“Turn in your badge and your gun.”
I was working on the screenplay for the Steven Seagal movie, Above the Law. I forget who first said this—maybe Steve, maybe the director Andy Davis—but someone piped up, “We need a ‘Turn in your badge and gun’ scene.”
I remember thinking, “Oh no, what a terrible cliche! It’s in every cop movie. We can’t be that lame!”
But of course Steve (or Andy) was right. It was not a cliche. It was a critical All is Lost Moment, in fact it was the All is Lost Moment.
Why is this moment so important? Because it calls forth from the story’s hero an Epiphanal Moment, i.e. his or her response to a make-or-break, life-and-death crisis. It reveals the hero’s true character.
It took me a while to grasp this, but when I finally did, I recalled to myself that even classic films and books are not too proud to have this exact moment. In The French Connection, Popeye and Cloudy are pulled off the case. In The Silence of the Lambs, Clarice Starling gets her credentials yanked. Even in Top Gun: Maverick, there’s an equivalent scene—when Jon Hamm fires Tom Cruise and takes his flying stripes “permanently.”

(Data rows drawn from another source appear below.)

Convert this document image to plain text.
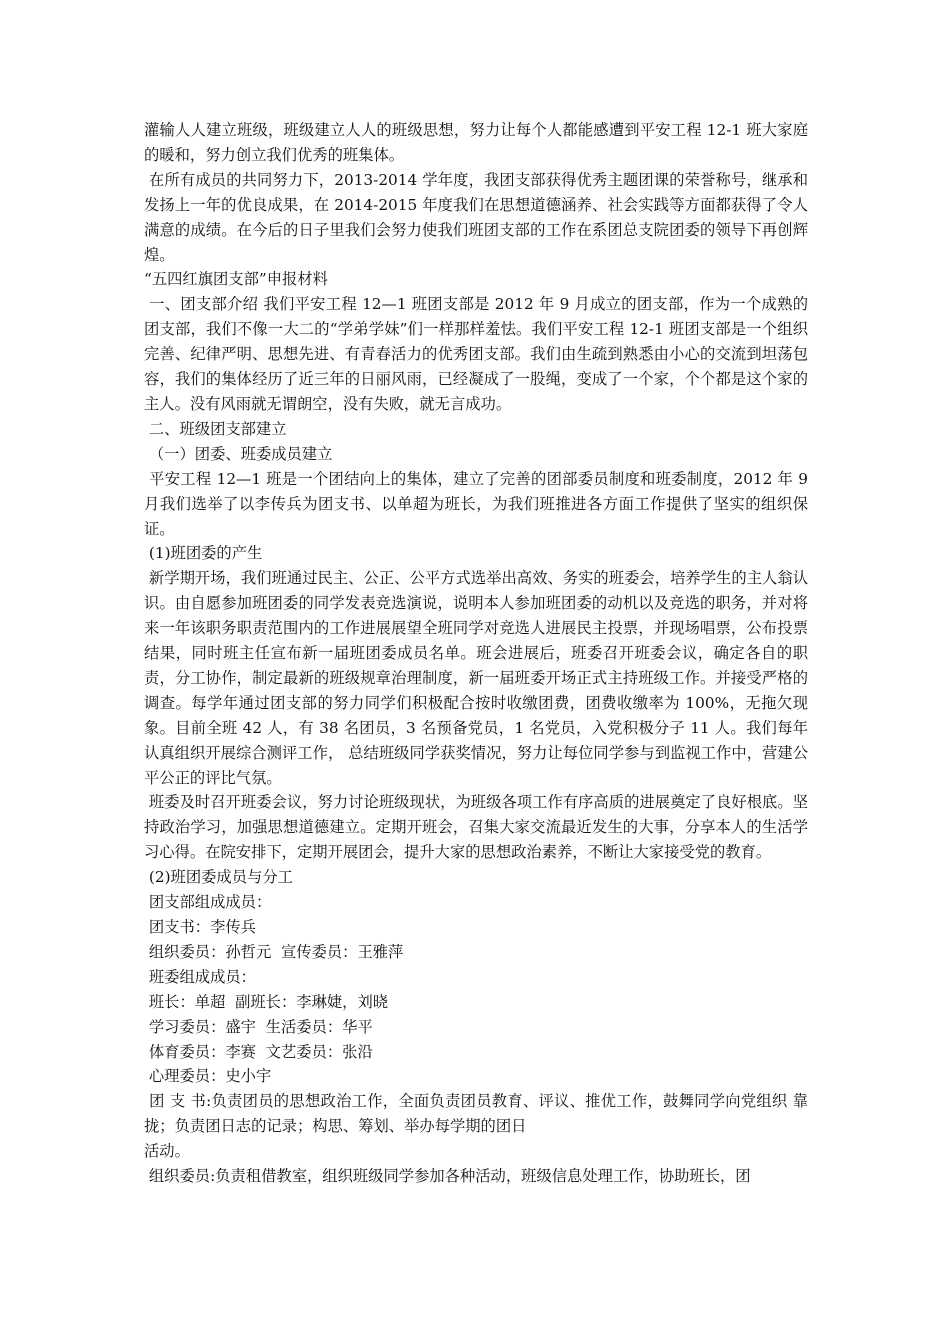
灌输人人建立班级，班级建立人人的班级思想，努力让每个人都能感遭到平安工程 12-1 班大家庭的暖和，努力创立我们优秀的班集体。

在所有成员的共同努力下，2013-2014 学年度，我团支部获得优秀主题团课的荣誉称号，继承和发扬上一年的优良成果，在 2014-2015 年度我们在思想道德涵养、社会实践等方面都获得了令人满意的成绩。在今后的日子里我们会努力使我们班团支部的工作在系团总支院团委的领导下再创辉煌。

“五四红旗团支部”申报材料

一、团支部介绍 我们平安工程 12—1 班团支部是 2012 年 9 月成立的团支部，作为一个成熟的团支部，我们不像一大二的“学弟学妹”们一样那样羞怯。我们平安工程 12-1 班团支部是一个组织完善、纪律严明、思想先进、有青春活力的优秀团支部。我们由生疏到熟悉由小心的交流到坦荡包容，我们的集体经历了近三年的日丽风雨，已经凝成了一股绳，变成了一个家，个个都是这个家的主人。没有风雨就无谓朗空，没有失败，就无言成功。

二、班级团支部建立

（一）团委、班委成员建立

平安工程 12—1 班是一个团结向上的集体，建立了完善的团部委员制度和班委制度，2012 年 9 月我们选举了以李传兵为团支书、以单超为班长，为我们班推进各方面工作提供了坚实的组织保证。

(1)班团委的产生

新学期开场，我们班通过民主、公正、公平方式选举出高效、务实的班委会，培养学生的主人翁认识。由自愿参加班团委的同学发表竞选演说，说明本人参加班团委的动机以及竞选的职务，并对将来一年该职务职责范围内的工作进展展望全班同学对竞选人进展民主投票，并现场唱票，公布投票结果，同时班主任宣布新一届班团委成员名单。班会进展后，班委召开班委会议，确定各自的职责，分工协作，制定最新的班级规章治理制度，新一届班委开场正式主持班级工作。并接受严格的调查。每学年通过团支部的努力同学们积极配合按时收缴团费，团费收缴率为 100%，无拖欠现象。目前全班 42 人，有 38 名团员，3 名预备党员，1 名党员，入党积极分子 11 人。我们每年认真组织开展综合测评工作， 总结班级同学获奖情况，努力让每位同学参与到监视工作中，营建公平公正的评比气氛。

班委及时召开班委会议，努力讨论班级现状，为班级各项工作有序高质的进展奠定了良好根底。坚持政治学习，加强思想道德建立。定期开班会，召集大家交流最近发生的大事，分享本人的生活学习心得。在院安排下，定期开展团会，提升大家的思想政治素养，不断让大家接受党的教育。

(2)班团委成员与分工

团支部组成成员：

团支书：李传兵

组织委员：孙哲元  宣传委员：王雅萍

班委组成成员：

班长：单超  副班长：李琳婕，刘晓

学习委员：盛宇  生活委员：华平

体育委员：李赛  文艺委员：张沿

心理委员：史小宇

团 支 书:负责团员的思想政治工作，全面负责团员教育、评议、推优工作，鼓舞同学向党组织 靠拢；负责团日志的记录；构思、筹划、举办每学期的团日

活动。

组织委员:负责租借教室，组织班级同学参加各种活动，班级信息处理工作，协助班长，团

In the latter two cases (and in Above the Law), the heroes totally blow off their dismissals. They keep going on their own. And this shows us in the audience that they are driven, committed, all-in. They are real heroes. (In The French Connection, it’s an outside event—the bad guys trying to kill Popeye by ambushing him outside his apartment building—that gets our heroes put back on the case.)
What’s happening in a badge-and-gun moment is the hero, who had heretofore been pursuing his or her objective with the full backing of society or the institution in which he or she serves, suddenly gets her papers pulled. She’s now on her own, a totally free agent. Worse, she’s now been forbidden, under severe penalty, to pursue her object. Will she do it anyway? If she’s a hero in the best movie/novel/legend/myth sense, we already know the answer.
When I’m working on a new story now (thanks, Steve and Andy, for teaching me this), I always ask myself, “Do I have the equivalent of a Badge-and-Gun Moment?” And if I don’t, I’d better have a damn good reason for not having it.
An All is Lost Moment (of any kind, not just the badge-and-gun variety) should always ask the hero, “How much do you want what you want?” (Love, redemption, saving the world, etc.) Most of us in real life would answer, “Not enough to risk my life/family/career/soul.” But a hero will always come out at, “I want it so much I’ll do ANYTHING.”